112 views Asked by At

I have a table with many columns and several million rows like

CREATE TABLE foo (
id integer,
thing1 text,
thing2 text,
...
stuff text);

How can I manage the relevance of dictionary of unique values of stuff column that originally populates like this:

INSERT INTO stuff_dict SELECT DISTINCT stuff from foo;

Should I manually synchronize (check if new stuff value already in stuff_dict before every insert/update) or use triggers for each insert/update/delete from foo table. In latter case, what is the best design for such a trigger(s)?

UPDATE: view does not suit here, because the SELECT * FROM stuff_dict should run as fast as possible (even CREATE INDEX ON foo(stuff) does not help much when foo has tens of millions of records).

1

There are 1 answers

1
klin On

A materialized view seems to be the simplest option for a large table.

In the trigger function just refresh the view.
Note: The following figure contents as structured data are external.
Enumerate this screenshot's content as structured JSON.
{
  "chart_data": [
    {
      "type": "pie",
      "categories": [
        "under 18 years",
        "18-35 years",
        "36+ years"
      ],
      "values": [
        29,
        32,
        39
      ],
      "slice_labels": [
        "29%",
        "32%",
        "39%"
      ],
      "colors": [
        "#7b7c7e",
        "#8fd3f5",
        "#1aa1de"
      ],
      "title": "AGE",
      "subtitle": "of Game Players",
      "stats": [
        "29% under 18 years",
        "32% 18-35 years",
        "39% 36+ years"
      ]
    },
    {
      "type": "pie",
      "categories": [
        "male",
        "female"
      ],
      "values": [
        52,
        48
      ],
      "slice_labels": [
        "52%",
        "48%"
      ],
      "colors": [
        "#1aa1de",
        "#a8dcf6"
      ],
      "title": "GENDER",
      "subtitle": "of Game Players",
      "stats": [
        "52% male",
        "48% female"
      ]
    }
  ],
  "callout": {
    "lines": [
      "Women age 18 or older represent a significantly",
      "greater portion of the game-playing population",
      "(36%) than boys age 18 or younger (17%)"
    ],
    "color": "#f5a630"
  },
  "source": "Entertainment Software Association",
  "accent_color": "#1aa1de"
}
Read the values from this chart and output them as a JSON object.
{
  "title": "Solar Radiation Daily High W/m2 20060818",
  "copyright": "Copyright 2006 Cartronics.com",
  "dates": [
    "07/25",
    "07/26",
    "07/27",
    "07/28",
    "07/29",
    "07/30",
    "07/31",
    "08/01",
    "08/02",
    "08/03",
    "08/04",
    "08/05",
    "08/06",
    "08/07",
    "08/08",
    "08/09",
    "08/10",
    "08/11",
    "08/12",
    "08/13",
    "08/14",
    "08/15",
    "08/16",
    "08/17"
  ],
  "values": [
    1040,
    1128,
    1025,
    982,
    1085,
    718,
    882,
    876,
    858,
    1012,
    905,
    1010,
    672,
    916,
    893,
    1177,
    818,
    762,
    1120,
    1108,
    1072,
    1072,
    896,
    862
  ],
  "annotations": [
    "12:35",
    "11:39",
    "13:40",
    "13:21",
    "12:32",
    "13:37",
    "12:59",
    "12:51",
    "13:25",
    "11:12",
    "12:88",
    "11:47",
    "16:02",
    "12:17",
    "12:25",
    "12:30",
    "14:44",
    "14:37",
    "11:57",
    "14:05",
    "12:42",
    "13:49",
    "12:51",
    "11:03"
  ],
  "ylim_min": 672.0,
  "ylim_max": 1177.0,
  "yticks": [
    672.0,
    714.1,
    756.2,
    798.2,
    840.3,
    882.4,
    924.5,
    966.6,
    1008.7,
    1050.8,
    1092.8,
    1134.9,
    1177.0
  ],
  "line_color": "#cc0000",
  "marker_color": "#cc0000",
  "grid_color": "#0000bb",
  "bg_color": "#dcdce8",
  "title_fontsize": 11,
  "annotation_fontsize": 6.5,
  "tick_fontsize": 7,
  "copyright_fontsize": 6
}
You can use concurrently option (see the pozs's comment below).

create materialized view stuff_dict as 
    select distinct stuff
    from foo;

create or replace function refresh_stuff_dict()
returns trigger language plpgsql
as $$
begin
    refresh materialized view /*concurrently*/ stuff_dict;
    return null;
end $$;

create trigger refresh_stuff_dict
after insert or update or delete or truncate
on foo for each statement 
execute procedure refresh_stuff_dict();

While the solution with a materialized view is straightforward it may be suboptimal when the table foo is modified frequently. In this case use a table for the dictionary. An index will be helpful.
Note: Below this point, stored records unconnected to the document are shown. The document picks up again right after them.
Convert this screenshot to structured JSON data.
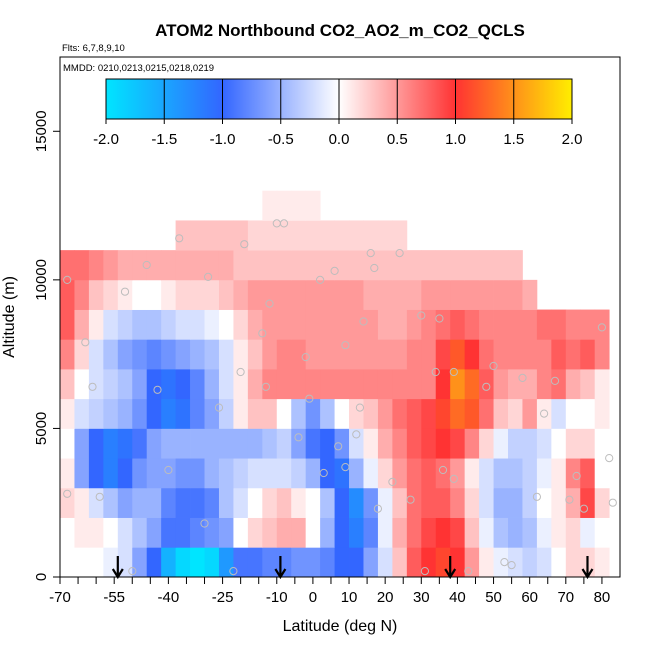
{
  "chart_data": {
    "type": "heatmap",
    "title": "ATOM2 Northbound CO2_AO2_m_CO2_QCLS",
    "flights_note": "Flts: 6,7,8,9,10",
    "dates_note": "MMDD: 0210,0213,0215,0218,0219",
    "xlabel": "Latitude (deg N)",
    "ylabel": "Altitude (m)",
    "xlim": [
      -70,
      85
    ],
    "ylim": [
      0,
      17500
    ],
    "x_ticks": [
      "-70",
      "-55",
      "-40",
      "-25",
      "-10",
      "0",
      "10",
      "20",
      "30",
      "40",
      "50",
      "60",
      "70",
      "80"
    ],
    "y_ticks": [
      "0",
      "5000",
      "10000",
      "15000"
    ],
    "colorbar": {
      "ticks": [
        "-2.0",
        "-1.5",
        "-1.0",
        "-0.5",
        "0.0",
        "0.5",
        "1.0",
        "1.5",
        "2.0"
      ],
      "range": [
        -2.0,
        2.0
      ],
      "colors": [
        "#00e5ff",
        "#3366ff",
        "#ffffff",
        "#ff3333",
        "#ffee00"
      ]
    },
    "latitudes": [
      -68,
      -64,
      -60,
      -56,
      -52,
      -48,
      -44,
      -40,
      -36,
      -32,
      -28,
      -24,
      -20,
      -16,
      -12,
      -8,
      -4,
      0,
      4,
      8,
      12,
      16,
      20,
      24,
      28,
      32,
      36,
      40,
      44,
      48,
      52,
      56,
      60,
      64,
      68,
      72,
      76,
      80
    ],
    "altitudes": [
      500,
      1500,
      2500,
      3500,
      4500,
      5500,
      6500,
      7500,
      8500,
      9500,
      10500,
      11500,
      12500
    ],
    "grid": [
      [
        null,
        null,
        null,
        -0.1,
        -0.2,
        -0.6,
        -1.0,
        -1.6,
        -1.9,
        -2.0,
        -1.9,
        -1.4,
        -0.9,
        -0.9,
        -0.8,
        -0.8,
        -0.7,
        -0.7,
        -0.8,
        -1.0,
        -1.0,
        -0.6,
        -0.2,
        0.3,
        0.8,
        1.0,
        1.1,
        1.0,
        0.5,
        0.1,
        -0.1,
        -0.2,
        -0.3,
        -0.2,
        0.0,
        0.2,
        0.2,
        0.1
      ],
      [
        null,
        0.1,
        0.1,
        0.0,
        -0.2,
        -0.4,
        -0.6,
        -0.9,
        -0.9,
        -0.8,
        -0.7,
        -0.6,
        0.0,
        0.2,
        0.3,
        0.4,
        0.4,
        0.0,
        -0.5,
        -1.0,
        -1.2,
        -0.8,
        -0.1,
        0.4,
        0.7,
        0.9,
        1.0,
        0.9,
        0.3,
        -0.1,
        -0.4,
        -0.5,
        -0.4,
        -0.1,
        0.1,
        0.2,
        -0.1,
        0.0
      ],
      [
        0.2,
        0.1,
        -0.2,
        -0.4,
        -0.6,
        -0.5,
        -0.5,
        -0.8,
        -0.9,
        -0.9,
        -0.8,
        -0.4,
        -0.2,
        0.0,
        0.2,
        0.3,
        0.1,
        0.0,
        -0.4,
        -1.0,
        -1.3,
        -0.7,
        -0.1,
        0.3,
        0.7,
        0.8,
        0.8,
        0.6,
        0.2,
        -0.2,
        -0.5,
        -0.5,
        -0.3,
        0.0,
        0.1,
        0.4,
        0.9,
        0.2
      ],
      [
        0.1,
        -0.6,
        -1.0,
        -1.2,
        -1.0,
        -0.7,
        -0.6,
        -0.6,
        -0.7,
        -0.7,
        -0.5,
        -0.4,
        -0.3,
        -0.2,
        -0.2,
        -0.2,
        -0.3,
        -0.5,
        -1.0,
        -1.1,
        -0.5,
        -0.1,
        0.2,
        0.5,
        0.7,
        0.8,
        0.7,
        0.5,
        0.1,
        -0.2,
        -0.4,
        -0.4,
        -0.3,
        -0.1,
        0.1,
        0.6,
        0.8,
        0.0
      ],
      [
        0.0,
        -0.6,
        -1.0,
        -1.2,
        -1.1,
        -0.9,
        -0.6,
        -0.5,
        -0.5,
        -0.5,
        -0.5,
        -0.5,
        -0.5,
        -0.5,
        -0.4,
        -0.3,
        -0.6,
        -0.9,
        -1.0,
        -0.7,
        -0.2,
        0.1,
        0.4,
        0.6,
        0.8,
        0.9,
        1.0,
        0.9,
        0.6,
        0.2,
        -0.1,
        -0.3,
        -0.3,
        -0.2,
        0.0,
        0.2,
        0.2,
        0.0
      ],
      [
        0.1,
        -0.2,
        -0.3,
        -0.4,
        -0.5,
        -0.7,
        -1.0,
        -1.2,
        -1.1,
        -0.8,
        -0.6,
        -0.3,
        0.1,
        0.3,
        0.3,
        0.0,
        -0.4,
        -0.7,
        -0.4,
        0.0,
        0.2,
        0.3,
        0.5,
        0.7,
        0.8,
        0.9,
        1.1,
        1.3,
        1.2,
        0.7,
        0.3,
        0.2,
        0.5,
        0.1,
        -0.2,
        0.0,
        0.0,
        0.1
      ],
      [
        0.3,
        0.0,
        -0.2,
        -0.3,
        -0.4,
        -0.6,
        -1.0,
        -1.1,
        -1.0,
        -0.8,
        -0.5,
        -0.2,
        0.1,
        0.4,
        0.6,
        0.6,
        0.6,
        0.6,
        0.6,
        0.6,
        0.6,
        0.6,
        0.6,
        0.6,
        0.6,
        0.6,
        1.0,
        1.5,
        1.3,
        0.8,
        0.5,
        0.4,
        0.4,
        0.6,
        0.7,
        0.4,
        0.3,
        0.1
      ],
      [
        0.6,
        0.2,
        -0.2,
        -0.4,
        -0.6,
        -0.7,
        -0.8,
        -0.7,
        -0.6,
        -0.5,
        -0.4,
        -0.2,
        0.1,
        0.3,
        0.5,
        0.6,
        0.6,
        0.5,
        0.5,
        0.5,
        0.5,
        0.5,
        0.5,
        0.5,
        0.6,
        0.6,
        0.9,
        1.2,
        1.0,
        0.7,
        0.6,
        0.6,
        0.6,
        0.6,
        0.8,
        0.7,
        0.8,
        0.6
      ],
      [
        0.8,
        0.4,
        0.1,
        -0.2,
        -0.3,
        -0.4,
        -0.4,
        -0.3,
        -0.2,
        -0.2,
        -0.1,
        0.0,
        0.2,
        0.4,
        0.5,
        0.5,
        0.5,
        0.5,
        0.5,
        0.5,
        0.5,
        0.5,
        0.4,
        0.4,
        0.5,
        0.6,
        0.7,
        0.8,
        0.7,
        0.6,
        0.6,
        0.6,
        0.6,
        0.7,
        0.7,
        0.6,
        0.6,
        0.6
      ],
      [
        0.8,
        0.6,
        0.3,
        0.2,
        0.1,
        0.0,
        0.0,
        0.1,
        0.2,
        0.2,
        0.2,
        0.3,
        0.4,
        0.5,
        0.5,
        0.5,
        0.5,
        0.5,
        0.5,
        0.5,
        0.5,
        0.4,
        0.4,
        0.4,
        0.4,
        0.5,
        0.5,
        0.5,
        0.5,
        0.5,
        0.5,
        0.5,
        0.4,
        null,
        null,
        null,
        null,
        null
      ],
      [
        0.7,
        0.7,
        0.6,
        0.5,
        0.4,
        0.4,
        0.4,
        0.4,
        0.4,
        0.4,
        0.4,
        0.4,
        0.3,
        0.3,
        0.3,
        0.3,
        0.3,
        0.3,
        0.3,
        0.3,
        0.3,
        0.3,
        0.3,
        0.3,
        0.3,
        0.3,
        0.3,
        0.3,
        0.3,
        0.3,
        0.3,
        0.3,
        null,
        null,
        null,
        null,
        null,
        null
      ],
      [
        null,
        null,
        null,
        null,
        null,
        null,
        null,
        null,
        0.3,
        0.3,
        0.3,
        0.3,
        0.3,
        0.2,
        0.2,
        0.2,
        0.2,
        0.2,
        0.2,
        0.2,
        0.2,
        0.2,
        0.2,
        0.2,
        null,
        null,
        null,
        null,
        null,
        null,
        null,
        null,
        null,
        null,
        null,
        null,
        null,
        null
      ],
      [
        null,
        null,
        null,
        null,
        null,
        null,
        null,
        null,
        null,
        null,
        null,
        null,
        null,
        null,
        0.1,
        0.1,
        0.1,
        0.1,
        null,
        null,
        null,
        null,
        null,
        null,
        null,
        null,
        null,
        null,
        null,
        null,
        null,
        null,
        null,
        null,
        null,
        null,
        null,
        null
      ]
    ],
    "sample_points": [
      [
        -68,
        10000
      ],
      [
        -68,
        2800
      ],
      [
        -63,
        7900
      ],
      [
        -61,
        6400
      ],
      [
        -59,
        2700
      ],
      [
        -52,
        9600
      ],
      [
        -46,
        10500
      ],
      [
        -43,
        6300
      ],
      [
        -40,
        3600
      ],
      [
        -30,
        1800
      ],
      [
        -26,
        5700
      ],
      [
        -19,
        11200
      ],
      [
        -14,
        8200
      ],
      [
        -13,
        6400
      ],
      [
        -12,
        9200
      ],
      [
        -10,
        11900
      ],
      [
        -8,
        11900
      ],
      [
        -4,
        4700
      ],
      [
        -2,
        7400
      ],
      [
        -1,
        6000
      ],
      [
        2,
        10000
      ],
      [
        3,
        3500
      ],
      [
        6,
        10300
      ],
      [
        7,
        4400
      ],
      [
        9,
        7800
      ],
      [
        9,
        3700
      ],
      [
        12,
        4800
      ],
      [
        13,
        5700
      ],
      [
        14,
        8600
      ],
      [
        16,
        10900
      ],
      [
        17,
        10400
      ],
      [
        18,
        2300
      ],
      [
        22,
        3200
      ],
      [
        24,
        10900
      ],
      [
        27,
        2600
      ],
      [
        30,
        8800
      ],
      [
        31,
        200
      ],
      [
        34,
        6900
      ],
      [
        35,
        8700
      ],
      [
        36,
        3600
      ],
      [
        39,
        6900
      ],
      [
        39,
        3300
      ],
      [
        43,
        200
      ],
      [
        48,
        6400
      ],
      [
        50,
        7100
      ],
      [
        53,
        500
      ],
      [
        55,
        400
      ],
      [
        58,
        6700
      ],
      [
        62,
        2700
      ],
      [
        64,
        5500
      ],
      [
        67,
        6600
      ],
      [
        71,
        2600
      ],
      [
        73,
        3400
      ],
      [
        75,
        2300
      ],
      [
        80,
        8400
      ],
      [
        82,
        4000
      ],
      [
        83,
        2500
      ],
      [
        -37,
        11400
      ],
      [
        -29,
        10100
      ],
      [
        -20,
        6900
      ],
      [
        -22,
        200
      ],
      [
        -50,
        200
      ]
    ],
    "arrows_x": [
      -54,
      -9,
      38,
      76
    ]
  }
}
create table stuff_dict as 
    select distinct stuff
    from foo;

create index on stuff_dict(stuff);

The trigger function is more complicated and should be fired for each row after insert/update/delete:

create or replace function refresh_stuff_dict()
returns trigger language plpgsql
as $$
declare
    do_insert boolean := tg_op = 'INSERT' or tg_op = 'UPDATE' and new.stuff <> old.stuff;
    do_delete boolean := tg_op = 'DELETE' or tg_op = 'UPDATE' and new.stuff <> old.stuff;
begin
    if do_insert and not exists (select 1 from stuff_dict where stuff = new.stuff) then
        insert into stuff_dict values(new.stuff);
    end if;
    if do_delete and not exists (select 1 from foo where stuff = old.stuff) then
        delete from stuff_dict
        where stuff = old.stuff;
    end if;
    return case tg_op when 'DELETE' then old else new end;
end $$;

create trigger refresh_stuff_dict
after insert or update or delete
on foo for each row
execute procedure refresh_stuff_dict();